The increased attractions between the molecules of gas is reflected by the higher value of “a”.
So, the ideal pressure is written as,
${P_i} = P + \dfrac{{a{n^2}}}{{{v^2}}}$
Here n represents the moles of real gas.
V=volume of the gas
The proportionality constant that depends on gas nature is represented as “a”.
We can substitute the values of ideal volume and ideal pressure in ideal gas equation, the modified equation is written as,
$\left( {P + a\dfrac{{{n^2}}}{{{V^2}}}} \right)\left( {v - nb} \right) = nRT$
Here the pressure is represented by P.
The molar volume is represented by V.
The temperature of the given sample of the gas is written by T.
The gas constant is R.
van Der waal’s constant is represented by a and b.

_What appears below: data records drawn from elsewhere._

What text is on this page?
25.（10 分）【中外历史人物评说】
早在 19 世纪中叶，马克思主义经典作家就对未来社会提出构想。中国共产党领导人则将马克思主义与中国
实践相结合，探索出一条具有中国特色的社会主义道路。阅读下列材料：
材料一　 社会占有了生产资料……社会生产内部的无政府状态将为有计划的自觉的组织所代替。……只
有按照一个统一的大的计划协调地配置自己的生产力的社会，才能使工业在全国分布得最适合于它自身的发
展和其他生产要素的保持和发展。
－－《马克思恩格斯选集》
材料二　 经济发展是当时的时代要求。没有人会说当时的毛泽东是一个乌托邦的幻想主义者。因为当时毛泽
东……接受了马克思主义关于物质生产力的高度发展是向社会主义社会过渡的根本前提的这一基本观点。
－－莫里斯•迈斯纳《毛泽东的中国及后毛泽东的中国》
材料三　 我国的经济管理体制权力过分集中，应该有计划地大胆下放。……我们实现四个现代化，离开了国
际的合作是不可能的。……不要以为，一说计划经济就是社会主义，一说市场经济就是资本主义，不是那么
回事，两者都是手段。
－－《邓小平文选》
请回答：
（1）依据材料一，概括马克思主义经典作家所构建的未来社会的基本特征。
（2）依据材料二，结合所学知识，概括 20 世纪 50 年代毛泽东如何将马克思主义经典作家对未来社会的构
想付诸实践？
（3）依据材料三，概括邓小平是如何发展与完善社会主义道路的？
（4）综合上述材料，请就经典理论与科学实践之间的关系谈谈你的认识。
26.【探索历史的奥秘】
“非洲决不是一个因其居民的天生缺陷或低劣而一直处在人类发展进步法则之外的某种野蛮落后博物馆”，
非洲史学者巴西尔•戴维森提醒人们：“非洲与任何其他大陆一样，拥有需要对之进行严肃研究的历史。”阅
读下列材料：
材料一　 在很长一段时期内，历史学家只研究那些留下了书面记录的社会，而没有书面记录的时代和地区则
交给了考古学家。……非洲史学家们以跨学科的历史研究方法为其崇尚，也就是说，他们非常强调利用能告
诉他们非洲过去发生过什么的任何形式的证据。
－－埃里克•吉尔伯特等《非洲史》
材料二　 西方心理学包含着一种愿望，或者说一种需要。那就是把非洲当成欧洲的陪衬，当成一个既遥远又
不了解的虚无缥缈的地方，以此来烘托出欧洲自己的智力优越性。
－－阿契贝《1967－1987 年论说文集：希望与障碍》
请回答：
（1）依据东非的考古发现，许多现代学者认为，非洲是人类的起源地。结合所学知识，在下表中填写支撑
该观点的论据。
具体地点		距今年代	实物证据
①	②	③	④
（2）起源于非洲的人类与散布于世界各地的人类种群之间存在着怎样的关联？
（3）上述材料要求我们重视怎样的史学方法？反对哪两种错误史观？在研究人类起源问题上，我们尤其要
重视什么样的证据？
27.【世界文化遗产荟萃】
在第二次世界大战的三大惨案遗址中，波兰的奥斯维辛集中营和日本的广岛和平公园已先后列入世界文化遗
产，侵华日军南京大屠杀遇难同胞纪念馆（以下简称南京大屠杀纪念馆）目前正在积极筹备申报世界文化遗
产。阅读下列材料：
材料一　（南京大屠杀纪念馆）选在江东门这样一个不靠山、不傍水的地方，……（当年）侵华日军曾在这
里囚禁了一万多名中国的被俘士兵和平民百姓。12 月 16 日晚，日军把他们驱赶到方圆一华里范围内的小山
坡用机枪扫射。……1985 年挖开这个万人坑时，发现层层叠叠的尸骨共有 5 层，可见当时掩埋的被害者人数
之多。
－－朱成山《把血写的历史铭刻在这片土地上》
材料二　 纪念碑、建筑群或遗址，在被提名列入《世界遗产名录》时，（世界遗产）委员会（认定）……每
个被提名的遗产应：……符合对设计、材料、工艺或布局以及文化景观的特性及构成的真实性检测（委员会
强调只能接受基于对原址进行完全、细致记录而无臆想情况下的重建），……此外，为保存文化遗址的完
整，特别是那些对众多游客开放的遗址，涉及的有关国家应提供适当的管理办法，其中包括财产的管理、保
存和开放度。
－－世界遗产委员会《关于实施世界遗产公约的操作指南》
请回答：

n represents the moles of the gas.
We can see in the van der Waal’s equation of gases, we can modify the kinetic equation for gas with respect to the actual volume of the gas and pressure of the molecules.

So, the correct answer is Option C,D .

Note:
Some of the merits of van der Waals equation are,
Predicts the behaviour of gases better than the ideal gas equation.
Applicable to gases as well for all fluids.
Some of the demerits of van der Waals equation are,
We can get more accurate results of all real gases only above critical temperature by this equation.
The equation completely fails in the conversion phase of gas to the liquid below a critical temperature.